The question sounds simple enough. According to Miriam Webster, collaboration occurs when one “works jointly with others or together…”. But according to a recent report by Forbes Insights, people define collaboration in different ways. Some consider technology and tools essential to collaboration. Others believe that regular face to face individual interaction is the defining characteristic. Even others think that true collaboration is impossible without the proper projects and workload to structure the collaborative process.

Ideally, it is some combination of the three. The Forbes Insights team asserts that driving true collaboration and resulting productivity requires that companies acknowledge and build a strategy around all three: “the roles of individuals, the nature of the work…, and the tools to drive teamwork.” This is because each one, if not handled properly, could lead to ineffective collaboration and problems in the work environment.

1. Individuals

Imbalance among team members on a project will hinder collaboration. Too much reliance on the skills and expertise of too few can create such an imbalance, making it difficult for the experts to fully contribute to the project due to the need for them to support others. Those with less expertise will have trouble contributing as well because of over-reliance on the few. For collaboration to work, each team member must have a defined role and be able to contribute equally.

2. Workload

For collaboration to be effective, the project must be appropriate for teamwork. Too often, companies put teams on projects that might have been better left to an individual. If the type of work involves multiple departments, many moving parts, and deliverables to various stakeholders, it is a good fit for a collaborative approach.

3. Tools

Collaboration won’t work without the right tools for the job. It is critical for an organization to supply these tools to their teams to enable effective collaboration. At a minimum, there must be space for team members to innovate by creating/utilizing their own tools to get the job done.

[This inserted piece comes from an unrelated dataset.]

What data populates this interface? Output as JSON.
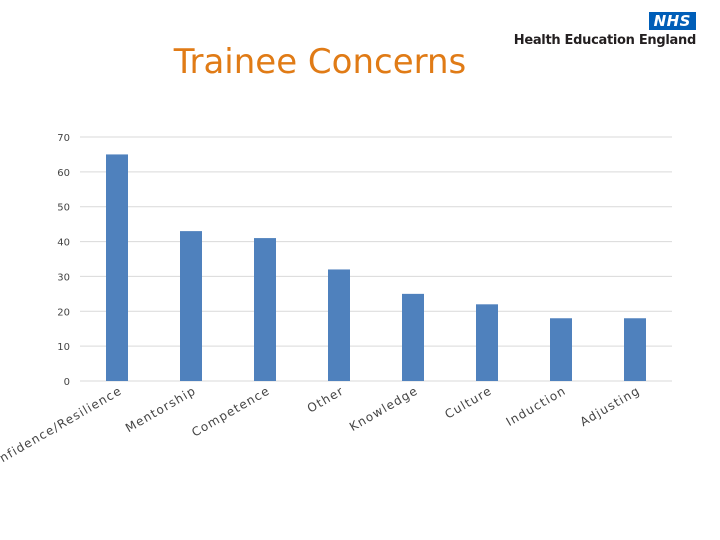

So much of the sales and customer success industry is centered on collaboration, whether it relates to customer feedback, aligning to customer business outcomes, or collaborating directly with the customer representative to tailor a proposal or track delivered value. Reps need to be careful when using the term collaboration in this context: customers might think that the experience will center only on a tool and not on human interaction. Or they might think that we are only asking for operational project planning and not strategic input. True strategic collaboration touches on all three of the collaborative components: Individual interaction, appropriate workload, and effective tools. Sales and CS reps need to be aware of this breakdown and distinction in order to truly affect positive and meaningful collaboration in their business processes.